Ce projet de loi poursuit le mouvement de décentralisation du réseau routier national, qui avait connu une première vague dans les années 1970. D'ici 2007, 10.000 à 15.000 kilomètres de routes nationales devraient ainsi être transférés aux départements, qui gèrent déjà 360.000 kilomètres de voirie. A terme, le réseau routier national se concentrera sur les grands axes de circulation interrégionale, nationale et internationale, selon une approche par itinéraires. Face à ce transfert, les départements se montrent naturellement très attentifs à l'accompagnement en termes financiers mais aussi de moyens humains.

Le projet de loi offre, par ailleurs, la possibilité aux collectivités territoriales et à l'Etat d'instaurer des péages tant sur les routes express que sur les autoroutes non concédées, ce qui pourra constituer une source complémentaire de recettes appréciable.

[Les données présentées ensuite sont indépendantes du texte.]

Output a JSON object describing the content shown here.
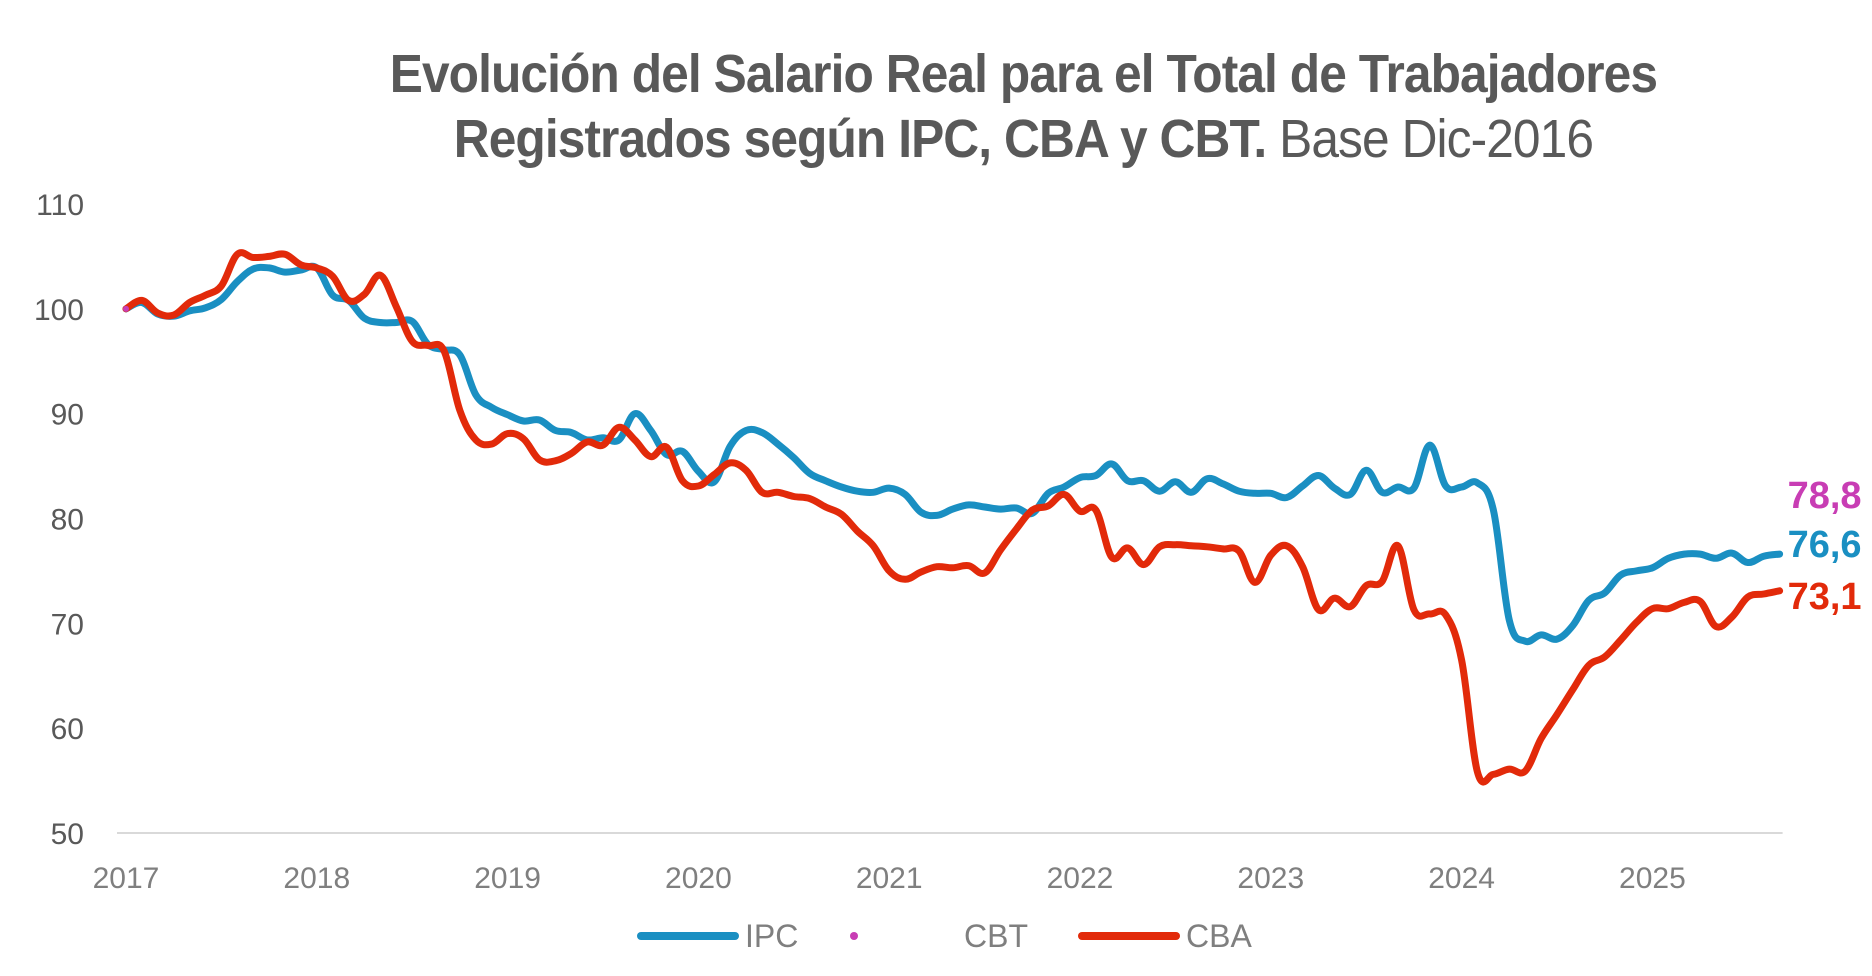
{
  "title": {
    "line1": "Evolución del Salario Real para el Total de Trabajadores",
    "line2_bold": "Registrados según IPC, CBA y CBT.",
    "line2_light": " Base Dic-2016"
  },
  "colors": {
    "IPC": "#1a8fc2",
    "CBT": "#c83db4",
    "CBA": "#e22a0a",
    "axis": "#d9d9d9",
    "text": "#595959"
  },
  "legend": [
    {
      "name": "IPC",
      "style": "line"
    },
    {
      "name": "CBT",
      "style": "dot"
    },
    {
      "name": "CBA",
      "style": "line"
    }
  ],
  "end_labels": {
    "CBT": "78,8",
    "IPC": "76,6",
    "CBA": "73,1"
  },
  "chart_data": {
    "type": "line",
    "title": "Evolución del Salario Real para el Total de Trabajadores Registrados según IPC, CBA y CBT. Base Dic-2016",
    "xlabel": "",
    "ylabel": "",
    "ylim": [
      50,
      110
    ],
    "yticks": [
      "50",
      "60",
      "70",
      "80",
      "90",
      "100",
      "110"
    ],
    "xticks": [
      "2017",
      "2018",
      "2019",
      "2020",
      "2021",
      "2022",
      "2023",
      "2024",
      "2025"
    ],
    "x_start": "Dic-2016",
    "x_end": "Jul-2025",
    "frequency": "monthly",
    "grid": false,
    "legend_position": "bottom",
    "series": [
      {
        "name": "IPC",
        "values": [
          100.0,
          100.6,
          99.5,
          99.3,
          99.8,
          100.1,
          100.9,
          102.6,
          103.8,
          103.9,
          103.5,
          103.7,
          103.9,
          101.3,
          100.8,
          99.1,
          98.7,
          98.7,
          98.8,
          96.6,
          96.1,
          95.6,
          91.8,
          90.6,
          89.9,
          89.3,
          89.4,
          88.4,
          88.2,
          87.5,
          87.7,
          87.5,
          90.0,
          88.4,
          86.1,
          86.4,
          84.5,
          83.5,
          86.9,
          88.4,
          88.2,
          87.1,
          85.8,
          84.3,
          83.6,
          83.0,
          82.6,
          82.5,
          82.9,
          82.3,
          80.6,
          80.3,
          80.9,
          81.3,
          81.1,
          80.9,
          81.0,
          80.5,
          82.4,
          83.0,
          83.9,
          84.1,
          85.2,
          83.6,
          83.6,
          82.6,
          83.5,
          82.5,
          83.8,
          83.3,
          82.6,
          82.4,
          82.4,
          82.0,
          83.1,
          84.1,
          82.9,
          82.3,
          84.6,
          82.5,
          83.0,
          82.9,
          87.0,
          83.1,
          83.0,
          83.4,
          80.8,
          70.3,
          68.3,
          68.9,
          68.5,
          69.8,
          72.2,
          72.9,
          74.6,
          75.0,
          75.3,
          76.2,
          76.6,
          76.6,
          76.2,
          76.7,
          75.8,
          76.4,
          76.6
        ],
        "last_label": "76,6"
      },
      {
        "name": "CBA",
        "values": [
          100.0,
          100.8,
          99.6,
          99.4,
          100.6,
          101.3,
          102.2,
          105.2,
          104.9,
          105.0,
          105.2,
          104.2,
          103.9,
          103.1,
          100.8,
          101.4,
          103.2,
          100.2,
          96.9,
          96.5,
          96.0,
          90.3,
          87.5,
          87.1,
          88.1,
          87.6,
          85.6,
          85.5,
          86.2,
          87.3,
          87.0,
          88.7,
          87.5,
          85.9,
          86.8,
          83.6,
          83.1,
          84.2,
          85.3,
          84.6,
          82.5,
          82.5,
          82.1,
          81.9,
          81.1,
          80.4,
          78.8,
          77.4,
          75.0,
          74.2,
          74.9,
          75.4,
          75.3,
          75.5,
          74.8,
          77.0,
          79.0,
          80.8,
          81.2,
          82.3,
          80.7,
          80.8,
          76.3,
          77.2,
          75.6,
          77.3,
          77.5,
          77.4,
          77.3,
          77.1,
          76.9,
          73.9,
          76.5,
          77.4,
          75.4,
          71.3,
          72.4,
          71.6,
          73.6,
          74.0,
          77.4,
          71.3,
          70.9,
          70.8,
          66.5,
          55.8,
          55.6,
          56.1,
          55.9,
          59.0,
          61.3,
          63.7,
          66.0,
          66.8,
          68.4,
          70.1,
          71.4,
          71.4,
          72.0,
          72.1,
          69.7,
          70.6,
          72.5,
          72.8,
          73.1
        ],
        "last_label": "73,1"
      },
      {
        "name": "CBT",
        "values": [
          100.0
        ],
        "last_label": "78,8",
        "note": "only shown as a marker at start and end label"
      }
    ]
  }
}
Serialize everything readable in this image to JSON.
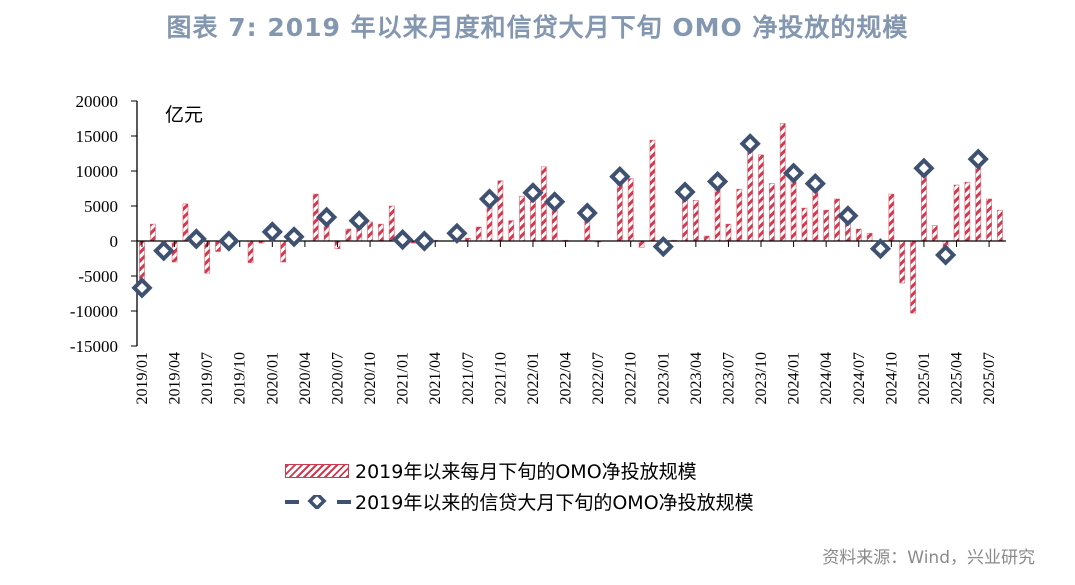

D'autre part, ce projet de loi complète le processus de décentralisation du domaine public fluvial initié par la loi du 30 juillet 2003 sur la prévention des risques technologiques et naturels. Ainsi, les collectivités territoriales pourront, à leur demande, se voir transférer la propriété des voies navigables et des ports fluviaux, un droit de priorité étant toutefois reconnu aux régions.